Para los hoteles, la clave este puente se encontraba en el comportamiento del visitante extranjero, que suele mantener sus planes pese a los cambios meteorológicos. Desde la Asociación Provincial de Hoteles y Apartamentos Turísticos (APHA), su presidente, Luis Castillo, comenta que los efectos de la lluvia no serán dramáticos para los alojamientos. "La lluvia solo supone un descenso de las reservas de entre un 3 y un 5 %. Algunos no tienen cancelaciones y otros sí, depende del asociado, pero la ocupación no creemos que baje del 80 %", afirmó Castillo.

"Nos hemos puesto bolsas de basura para no mojarnos la ropa, hoy toca trabajar debajo del agua"

Ayarí Ortiz

— Camarera

Ingenio entre charcos

Un paseo por el centro de Alicante confirmaba este jueves las palabras de la patronal. En la calle San Francisco, más conocida como la calle de las Setas, el hostelero Domingo López observa su local casi vacío. "El puente, de momento, va mal. Nos están cancelando reservas porque va a llover y la gente se queda en casa. Como mucho aprovecharemos los interiores con el público extranjero", comenta. "Si no fuera por ellos, no aguantaríamos. El resto del puente lo vemos igual de flojo", añade con resignación.

"El día va mal. La gente viene, pero solo pide quedarse en el interior. Quizá los extranjeros sigan viniendo"

Aitor Lopategui

— Camarero

Aunque la lluvia no detuvo a todos. En la Explanada, la camarera Ayarí Ortiz improvisaba con bolsas de basura para resguardarse de la tormenta mientras atendía a los pocos clientes que se sentaban en la terraza del local en el que trabaja. "Nos hemos puesto bolsas de basura para no mojarnos la ropa, hoy toca trabajar debajo del agua", bromeó Ortiz. "El puente está muy tranquilo, no vino tanta gente como esperábamos, pero confiamos en que quieran entrar a comer o refugiarse de la lluvia", señaló Ortiz.

Pese a que las terrazas se vaciaron, los clientes que persistían se refugiaban en el interior de los locales.
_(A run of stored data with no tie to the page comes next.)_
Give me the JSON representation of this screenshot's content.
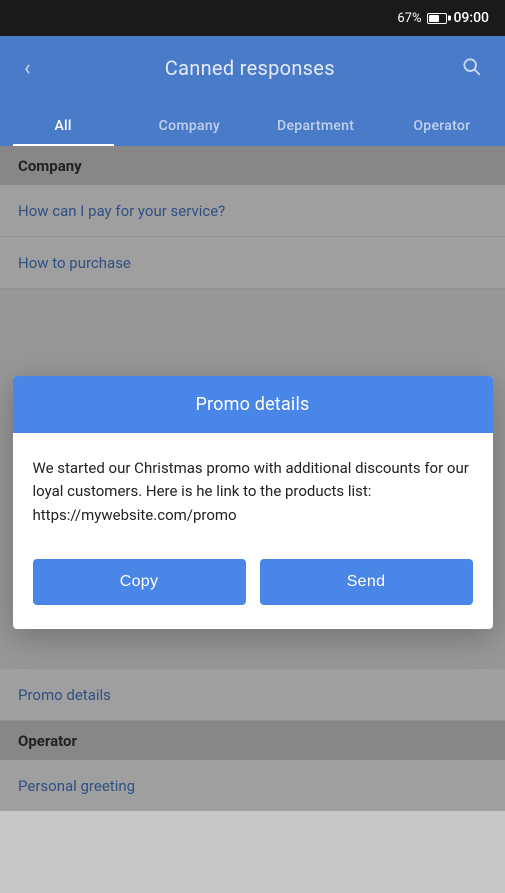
{
  "statusBar": {
    "battery": "67%",
    "time": "09:00"
  },
  "appBar": {
    "title": "Canned responses",
    "backLabel": "‹",
    "searchIcon": "search"
  },
  "tabs": [
    {
      "label": "All",
      "active": true
    },
    {
      "label": "Company",
      "active": false
    },
    {
      "label": "Department",
      "active": false
    },
    {
      "label": "Operator",
      "active": false
    }
  ],
  "sections": [
    {
      "header": "Company",
      "items": [
        "How can I pay for your service?",
        "How to purchase"
      ]
    }
  ],
  "modal": {
    "title": "Promo details",
    "body": "We started our Christmas promo with additional discounts for our loyal customers. Here is he link to the products list: https://mywebsite.com/promo",
    "copyLabel": "Copy",
    "sendLabel": "Send"
  },
  "bottomSections": [
    {
      "listItem": "Promo details"
    }
  ],
  "operatorSection": {
    "header": "Operator",
    "items": [
      "Personal greeting"
    ]
  }
}
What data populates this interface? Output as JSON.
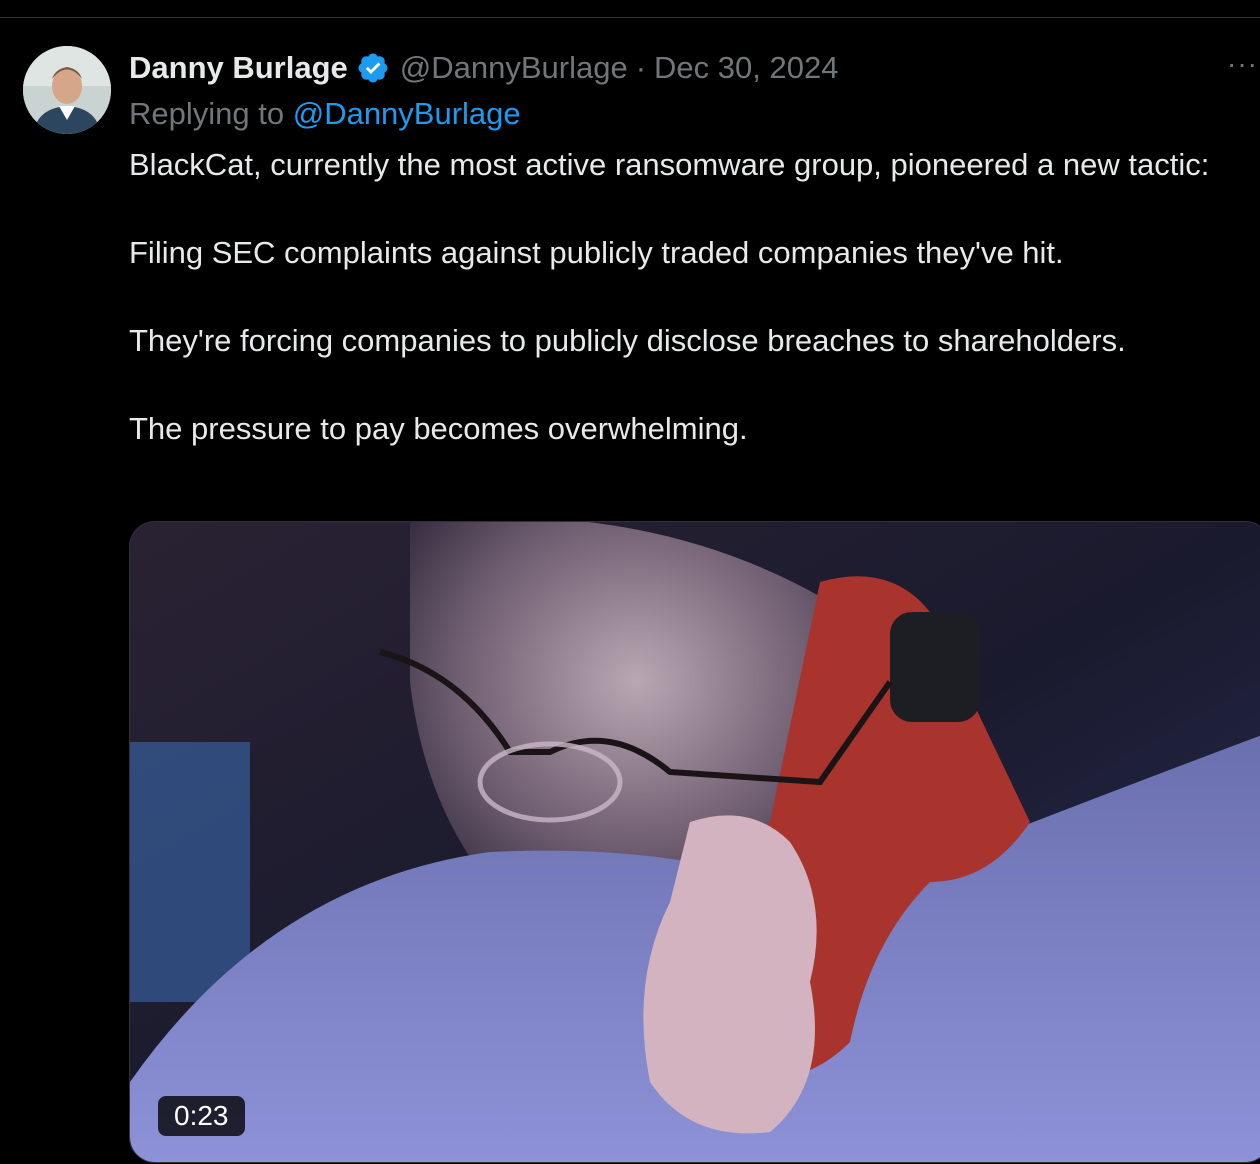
{
  "tweet": {
    "author_name": "Danny Burlage",
    "handle": "@DannyBurlage",
    "separator": "·",
    "date": "Dec 30, 2024",
    "more_label": "···",
    "replying_prefix": "Replying to",
    "replying_to": "@DannyBurlage",
    "paragraphs": [
      "BlackCat, currently the most active ransomware group, pioneered a new tactic:",
      "Filing SEC complaints against publicly traded companies they've hit.",
      "They're forcing companies to publicly disclose breaches to shareholders.",
      "The pressure to pay becomes overwhelming."
    ],
    "video_duration": "0:23"
  },
  "icons": {
    "verified": "verified-badge-icon",
    "more": "more-options-icon"
  },
  "colors": {
    "background": "#000000",
    "text": "#e7e9ea",
    "muted": "#71767b",
    "accent": "#1d9bf0"
  }
}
Pocos eran los valientes que se atrevían este jueves a seguir disfrutando de su comida bajo los toldos. "El día va mal. La gente viene, pero solo pide quedarse en el interior. Algunos valientes estaban en la terraza, pero cuando llovió fuerte pagaron y se fueron. Dicen que lloverá hasta el lunes, aunque quizá los extranjeros sigan viniendo", afirmó Aitor Lopategui, camarero en un restaurante de la Explanada.

"La lluvia no nos ha desanimado, mantenemos los planes y la comida que teníamos prevista pese al mal tiempo"

Rafael Pérez

— Turista

Turistas resistentes

En la calle Mayor, Cati Fernández, encargada de un restaurante, señala que la lluvia reduce la afluencia local, aunque los turistas extranjeros se adaptan mejor. "Este puente habrá poca clientela, los alicantinos y los turistas nacionales se acobardan con la lluvia. Los extranjeros, si llueve, se mojan, pero siguen en la calle. Por la noche, si deja de llover, quizás cenan fuera, eso nos da esperanza", señala Fernández.
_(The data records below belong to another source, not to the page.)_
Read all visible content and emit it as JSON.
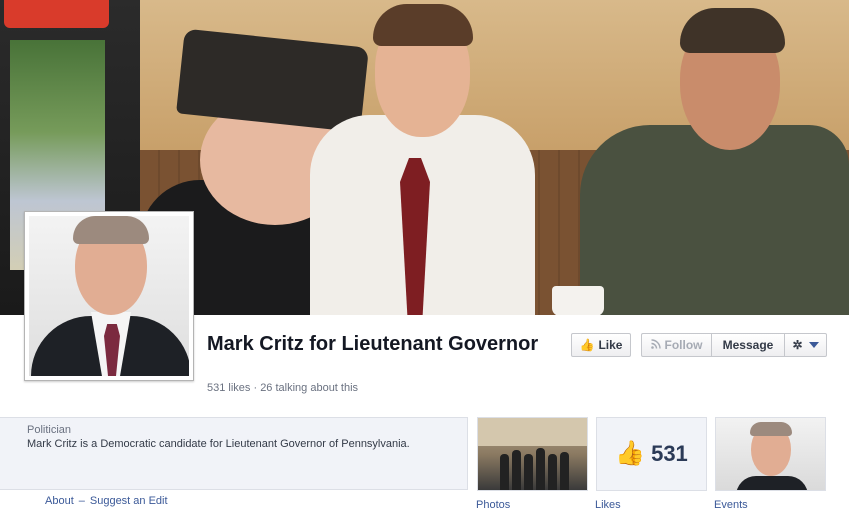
{
  "page": {
    "name": "Mark Critz for Lieutenant Governor",
    "stats": "531 likes · 26 talking about this"
  },
  "actions": {
    "like_label": "Like",
    "follow_label": "Follow",
    "message_label": "Message"
  },
  "about": {
    "category": "Politician",
    "description": "Mark Critz is a Democratic candidate for Lieutenant Governor of Pennsylvania.",
    "about_link": "About",
    "separator": "–",
    "suggest_edit_link": "Suggest an Edit"
  },
  "tiles": {
    "photos_label": "Photos",
    "likes_label": "Likes",
    "likes_count": "531",
    "events_label": "Events"
  },
  "icons": {
    "like": "thumbs-up-icon",
    "follow": "rss-icon",
    "gear": "gear-icon",
    "dropdown": "caret-down-icon"
  },
  "colors": {
    "link": "#3b5998",
    "muted_text": "#6a7180",
    "about_bg": "#f1f3f8"
  }
}
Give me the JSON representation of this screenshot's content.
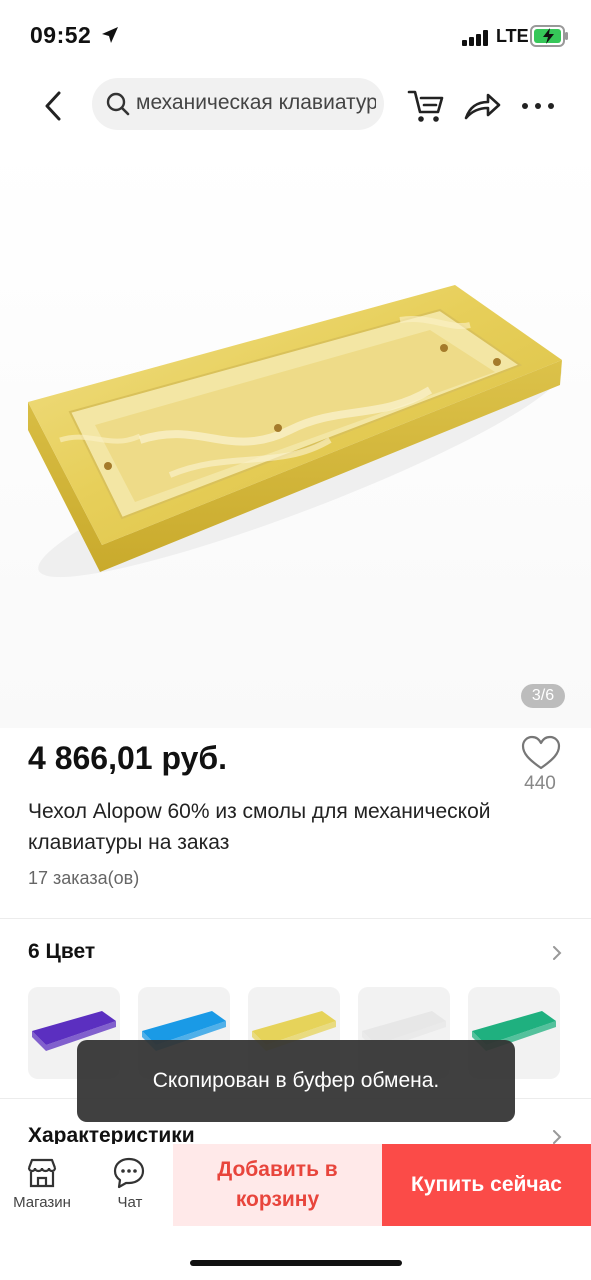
{
  "status": {
    "time": "09:52",
    "network": "LTE"
  },
  "nav": {
    "search_text": "механическая клавиатура"
  },
  "gallery": {
    "page_indicator": "3/6"
  },
  "product": {
    "price": "4 866,01 руб.",
    "wishlist_count": "440",
    "title": "Чехол Alopow 60% из смолы для механической клавиатуры на заказ",
    "orders": "17 заказа(ов)"
  },
  "colors": {
    "header": "6 Цвет",
    "swatches": [
      "#5b2fc0",
      "#1a9ae6",
      "#e6d35a",
      "#e7e7e7",
      "#1fb07f"
    ]
  },
  "specs": {
    "header": "Характеристики"
  },
  "toast": {
    "text": "Скопирован в буфер обмена."
  },
  "bottom": {
    "store_label": "Магазин",
    "chat_label": "Чат",
    "add_to_cart": "Добавить в корзину",
    "buy_now": "Купить сейчас"
  },
  "theme": {
    "accent": "#fb4b48",
    "accent_light": "#ffe9e9"
  }
}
"Hay que ser valiente para salir ahora, según como avance la lluvia iremos ajustando los planes, nuestra intención es mantenerlos"

Ángela Guzmán

— Turista

Y es que el agua no ha logrado desanimar a muchos visitantes, que mantienen sus planes intactos. Como el "free tour" que dirigía Liana por las calles de la ciudad: "Aunque llueva queremos verlo todo; los tours siguen, los turistas resisten con chubasquero y paraguas, después tenemos que ir a Benidorm", confiesa la guia.
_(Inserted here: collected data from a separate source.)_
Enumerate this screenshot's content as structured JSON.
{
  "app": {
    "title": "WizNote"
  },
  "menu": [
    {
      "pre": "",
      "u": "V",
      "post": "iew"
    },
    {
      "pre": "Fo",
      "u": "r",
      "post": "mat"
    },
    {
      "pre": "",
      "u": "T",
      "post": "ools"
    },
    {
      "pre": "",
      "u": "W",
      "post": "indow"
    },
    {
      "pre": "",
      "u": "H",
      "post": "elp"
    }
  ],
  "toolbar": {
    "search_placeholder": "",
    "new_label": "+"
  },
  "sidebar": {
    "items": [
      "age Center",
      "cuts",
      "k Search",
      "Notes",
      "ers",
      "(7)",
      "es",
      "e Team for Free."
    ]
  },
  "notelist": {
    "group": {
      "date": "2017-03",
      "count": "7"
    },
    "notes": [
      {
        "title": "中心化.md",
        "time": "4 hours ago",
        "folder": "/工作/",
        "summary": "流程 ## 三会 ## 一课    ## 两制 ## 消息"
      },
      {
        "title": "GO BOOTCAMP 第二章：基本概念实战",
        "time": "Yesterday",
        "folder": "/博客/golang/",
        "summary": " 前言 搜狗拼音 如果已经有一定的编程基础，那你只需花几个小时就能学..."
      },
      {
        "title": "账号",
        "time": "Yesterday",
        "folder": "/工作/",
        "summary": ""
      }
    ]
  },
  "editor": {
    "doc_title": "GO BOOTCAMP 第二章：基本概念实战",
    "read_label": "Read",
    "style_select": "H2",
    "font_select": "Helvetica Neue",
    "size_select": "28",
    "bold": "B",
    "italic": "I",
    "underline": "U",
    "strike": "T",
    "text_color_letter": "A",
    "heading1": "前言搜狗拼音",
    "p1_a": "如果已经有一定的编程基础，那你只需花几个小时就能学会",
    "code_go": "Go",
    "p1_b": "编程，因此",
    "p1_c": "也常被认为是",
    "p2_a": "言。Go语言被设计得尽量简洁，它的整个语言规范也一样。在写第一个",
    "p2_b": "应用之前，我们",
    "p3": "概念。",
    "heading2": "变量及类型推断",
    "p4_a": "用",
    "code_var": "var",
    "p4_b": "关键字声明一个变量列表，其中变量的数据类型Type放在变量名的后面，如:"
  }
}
También los hay que pasean con el paraguas bajo la lluvia. Rafael Pérez vino este jueves a Alicante con su familia desde un municipio de la provincia, y afirma que "la lluvia no nos ha desanimado, mantenemos los planes y la comida que teníamos prevista pese al mal tiempo". En el mismo tono, Ángela Guzmán, llegada desde Colombia, explica que la clave está en adaptarse: "Hay que ser valiente para salir ahora, según como avance la lluvia iremos ajustando los planes, nuestra intención es mantenerlos", asegura.